Iqtishad memiliki gagasan, konsepsi, filosofi pemikiran, norma, budaya, kultur, keyakinan, dan ideologinya yang berakar kuat pada Islam. Iqtishad tidak bisa dipisahkan, ia terintegrasi dalam kerangka sistem Islam yang utuh dan sempurna. Karena itu, Iqtishad adalah konsep Islam yang original, ia tidak bisa diidentikkan dengan Ekonomi Islam, yang dihasilkan dari perkawinan antara Islam dengan konsep ekonomi sekuler.

Konsepsi yang membudaya

Konsep iqhtisad sebagaimanan definisi di atas telah diimplementasikan secara nyata dalam kehidupan masyarakat Islam di sepanjang sejarahnya, semenjak zaman Rasulullah SAW, kemudian diteruskan oleh para Khulafa Rasyidin dan masa-masa setelahnya.

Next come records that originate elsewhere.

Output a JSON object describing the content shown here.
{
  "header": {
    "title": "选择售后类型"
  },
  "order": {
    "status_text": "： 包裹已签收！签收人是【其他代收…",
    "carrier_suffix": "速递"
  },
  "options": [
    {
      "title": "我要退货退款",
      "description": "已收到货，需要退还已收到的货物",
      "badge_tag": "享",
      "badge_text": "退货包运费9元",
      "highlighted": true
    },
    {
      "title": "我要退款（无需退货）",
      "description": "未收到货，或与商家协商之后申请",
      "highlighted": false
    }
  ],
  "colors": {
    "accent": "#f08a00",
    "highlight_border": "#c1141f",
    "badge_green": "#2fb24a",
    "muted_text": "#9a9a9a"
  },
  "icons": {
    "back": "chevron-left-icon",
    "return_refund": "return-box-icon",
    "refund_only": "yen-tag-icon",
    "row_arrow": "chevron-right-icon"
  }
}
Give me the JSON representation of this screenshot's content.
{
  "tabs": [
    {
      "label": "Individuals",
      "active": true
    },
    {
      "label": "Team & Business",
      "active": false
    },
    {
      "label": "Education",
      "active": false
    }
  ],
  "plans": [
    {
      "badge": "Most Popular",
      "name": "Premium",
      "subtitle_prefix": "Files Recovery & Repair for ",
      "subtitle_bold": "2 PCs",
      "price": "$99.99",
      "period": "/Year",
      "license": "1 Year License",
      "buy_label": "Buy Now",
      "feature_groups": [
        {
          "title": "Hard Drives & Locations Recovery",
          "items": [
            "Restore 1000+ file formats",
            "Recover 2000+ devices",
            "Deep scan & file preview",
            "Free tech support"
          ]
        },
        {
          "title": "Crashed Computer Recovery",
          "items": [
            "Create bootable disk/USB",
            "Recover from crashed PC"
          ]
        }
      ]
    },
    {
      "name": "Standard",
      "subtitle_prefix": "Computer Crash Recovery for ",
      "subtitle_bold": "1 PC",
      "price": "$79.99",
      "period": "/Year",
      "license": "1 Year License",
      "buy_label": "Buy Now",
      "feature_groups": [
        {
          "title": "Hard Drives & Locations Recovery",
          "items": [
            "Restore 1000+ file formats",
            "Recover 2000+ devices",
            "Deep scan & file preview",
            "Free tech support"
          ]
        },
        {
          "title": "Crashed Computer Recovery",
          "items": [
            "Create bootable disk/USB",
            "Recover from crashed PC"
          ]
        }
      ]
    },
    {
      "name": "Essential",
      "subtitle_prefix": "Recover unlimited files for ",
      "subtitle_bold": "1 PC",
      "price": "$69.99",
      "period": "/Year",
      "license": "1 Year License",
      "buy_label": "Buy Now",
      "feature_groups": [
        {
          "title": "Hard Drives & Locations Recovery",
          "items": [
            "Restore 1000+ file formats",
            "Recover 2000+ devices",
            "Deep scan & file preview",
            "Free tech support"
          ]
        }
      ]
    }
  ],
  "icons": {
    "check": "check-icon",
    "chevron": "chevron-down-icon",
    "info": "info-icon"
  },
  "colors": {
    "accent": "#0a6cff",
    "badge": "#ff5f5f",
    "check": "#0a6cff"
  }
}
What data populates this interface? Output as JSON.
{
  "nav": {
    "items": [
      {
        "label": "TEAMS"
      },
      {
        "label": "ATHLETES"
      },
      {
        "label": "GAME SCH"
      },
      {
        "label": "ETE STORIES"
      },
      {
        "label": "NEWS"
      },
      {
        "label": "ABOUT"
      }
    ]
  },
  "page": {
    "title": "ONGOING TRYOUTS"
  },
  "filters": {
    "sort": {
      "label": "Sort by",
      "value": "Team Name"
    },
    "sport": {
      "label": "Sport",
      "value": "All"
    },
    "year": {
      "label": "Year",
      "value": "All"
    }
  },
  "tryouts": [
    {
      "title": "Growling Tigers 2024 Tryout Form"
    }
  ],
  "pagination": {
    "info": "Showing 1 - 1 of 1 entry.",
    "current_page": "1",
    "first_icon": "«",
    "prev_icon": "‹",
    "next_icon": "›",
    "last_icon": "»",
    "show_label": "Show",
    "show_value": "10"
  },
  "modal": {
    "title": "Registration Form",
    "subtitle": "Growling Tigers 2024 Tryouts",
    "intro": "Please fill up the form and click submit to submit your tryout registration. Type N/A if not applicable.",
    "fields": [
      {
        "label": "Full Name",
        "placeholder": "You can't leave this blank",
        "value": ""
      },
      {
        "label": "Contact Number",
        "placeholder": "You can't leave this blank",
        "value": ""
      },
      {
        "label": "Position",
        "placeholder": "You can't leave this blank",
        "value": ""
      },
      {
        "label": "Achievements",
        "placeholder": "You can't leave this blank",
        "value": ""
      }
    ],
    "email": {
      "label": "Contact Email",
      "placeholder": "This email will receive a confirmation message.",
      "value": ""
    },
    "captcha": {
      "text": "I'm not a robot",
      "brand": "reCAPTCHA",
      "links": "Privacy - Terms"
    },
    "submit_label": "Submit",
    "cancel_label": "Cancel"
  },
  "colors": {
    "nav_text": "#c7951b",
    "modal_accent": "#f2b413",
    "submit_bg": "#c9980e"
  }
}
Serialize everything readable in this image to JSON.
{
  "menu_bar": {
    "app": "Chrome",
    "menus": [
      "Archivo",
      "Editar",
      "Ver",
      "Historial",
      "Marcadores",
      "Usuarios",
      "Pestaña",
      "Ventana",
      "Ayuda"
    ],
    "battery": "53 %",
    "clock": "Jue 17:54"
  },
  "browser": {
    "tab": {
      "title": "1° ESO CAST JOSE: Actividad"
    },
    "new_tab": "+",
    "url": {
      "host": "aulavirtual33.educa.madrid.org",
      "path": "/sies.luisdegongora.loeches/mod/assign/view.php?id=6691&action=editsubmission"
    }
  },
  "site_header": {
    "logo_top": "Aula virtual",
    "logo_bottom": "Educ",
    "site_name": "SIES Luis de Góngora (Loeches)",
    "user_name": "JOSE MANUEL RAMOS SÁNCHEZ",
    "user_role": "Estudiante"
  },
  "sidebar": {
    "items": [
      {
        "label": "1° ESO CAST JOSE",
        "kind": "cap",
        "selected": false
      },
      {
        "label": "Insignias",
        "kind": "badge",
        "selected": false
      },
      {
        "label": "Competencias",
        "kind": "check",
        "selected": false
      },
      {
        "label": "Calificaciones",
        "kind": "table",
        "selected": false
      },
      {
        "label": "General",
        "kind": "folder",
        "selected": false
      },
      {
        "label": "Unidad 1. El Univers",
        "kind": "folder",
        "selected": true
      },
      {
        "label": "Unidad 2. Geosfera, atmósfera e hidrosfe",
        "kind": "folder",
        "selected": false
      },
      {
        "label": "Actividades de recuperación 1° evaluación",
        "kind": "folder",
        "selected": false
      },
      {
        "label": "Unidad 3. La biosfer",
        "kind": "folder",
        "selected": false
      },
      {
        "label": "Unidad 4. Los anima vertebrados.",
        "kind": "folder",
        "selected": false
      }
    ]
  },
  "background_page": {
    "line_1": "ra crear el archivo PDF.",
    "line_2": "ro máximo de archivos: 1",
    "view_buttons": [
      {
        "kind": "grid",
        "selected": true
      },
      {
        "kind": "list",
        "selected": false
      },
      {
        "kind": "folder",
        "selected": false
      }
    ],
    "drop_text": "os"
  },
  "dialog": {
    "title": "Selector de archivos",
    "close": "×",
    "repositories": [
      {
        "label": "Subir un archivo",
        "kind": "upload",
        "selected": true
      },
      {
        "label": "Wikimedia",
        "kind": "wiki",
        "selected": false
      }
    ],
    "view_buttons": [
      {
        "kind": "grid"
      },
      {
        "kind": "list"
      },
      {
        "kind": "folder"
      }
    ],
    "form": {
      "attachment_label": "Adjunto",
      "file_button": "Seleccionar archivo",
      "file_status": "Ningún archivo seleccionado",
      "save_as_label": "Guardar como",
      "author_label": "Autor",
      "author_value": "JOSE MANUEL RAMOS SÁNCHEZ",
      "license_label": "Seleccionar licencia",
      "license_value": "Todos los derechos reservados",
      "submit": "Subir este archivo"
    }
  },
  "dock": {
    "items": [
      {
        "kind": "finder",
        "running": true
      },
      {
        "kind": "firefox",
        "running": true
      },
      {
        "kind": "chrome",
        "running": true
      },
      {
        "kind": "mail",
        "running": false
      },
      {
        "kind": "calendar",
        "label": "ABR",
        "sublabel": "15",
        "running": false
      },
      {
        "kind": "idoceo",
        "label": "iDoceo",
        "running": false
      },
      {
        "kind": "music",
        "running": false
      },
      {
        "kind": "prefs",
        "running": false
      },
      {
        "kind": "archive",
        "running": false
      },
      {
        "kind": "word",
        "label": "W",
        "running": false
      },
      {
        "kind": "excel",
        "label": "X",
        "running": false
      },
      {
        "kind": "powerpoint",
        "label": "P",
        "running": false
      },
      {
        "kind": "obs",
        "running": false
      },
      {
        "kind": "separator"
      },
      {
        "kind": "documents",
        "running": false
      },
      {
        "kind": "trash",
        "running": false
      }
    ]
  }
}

Para ulama mengatakan bahwa iqtishad dan tidak boros termasuk di antara tanda-tanda yang membedakan seorang mukmin dari orang lain. Dari al-Hasan radhiyallahu ‘anhu, beliau berkata,

إن من علامة المؤمن: قوة في دين، وحزمًا في لين، وإمامًا في يقين، وحِلمًا في علم وكيسًا في مال، وإعطاءً في حق، وقصدًا في غنًى، وتجمُّلاً في فاقة، وإحسانًاً في قدرة

“Di antara tanda-tanda seorang mukmin adalah kuat dalam agama, tegas dibalut kelembutan, kepemimpinan dalam keteguhan, arif dalam ilmu, bijak dalam mengelola harta, menunaikan hak, hemat dalam kekayaan, berhias dalam kepapaan, dan berbuat bajik semampunya.”.

Pemborosan menyebabkan kemiskinan, maka harus ada upaya penghematan agar mampu mandiri dan meraih kemapanan. Rasulullah -shallallahu ‘alaihi wa sallam menghapus kefakiran melalui hidup sederhana. Beliau bersabda, “tidak akan miskin orang yang hidupnya hemat”  (ما عال مقتصد) sebagaimana dalam riwayat At-Thabrani (status hadits Dhaif).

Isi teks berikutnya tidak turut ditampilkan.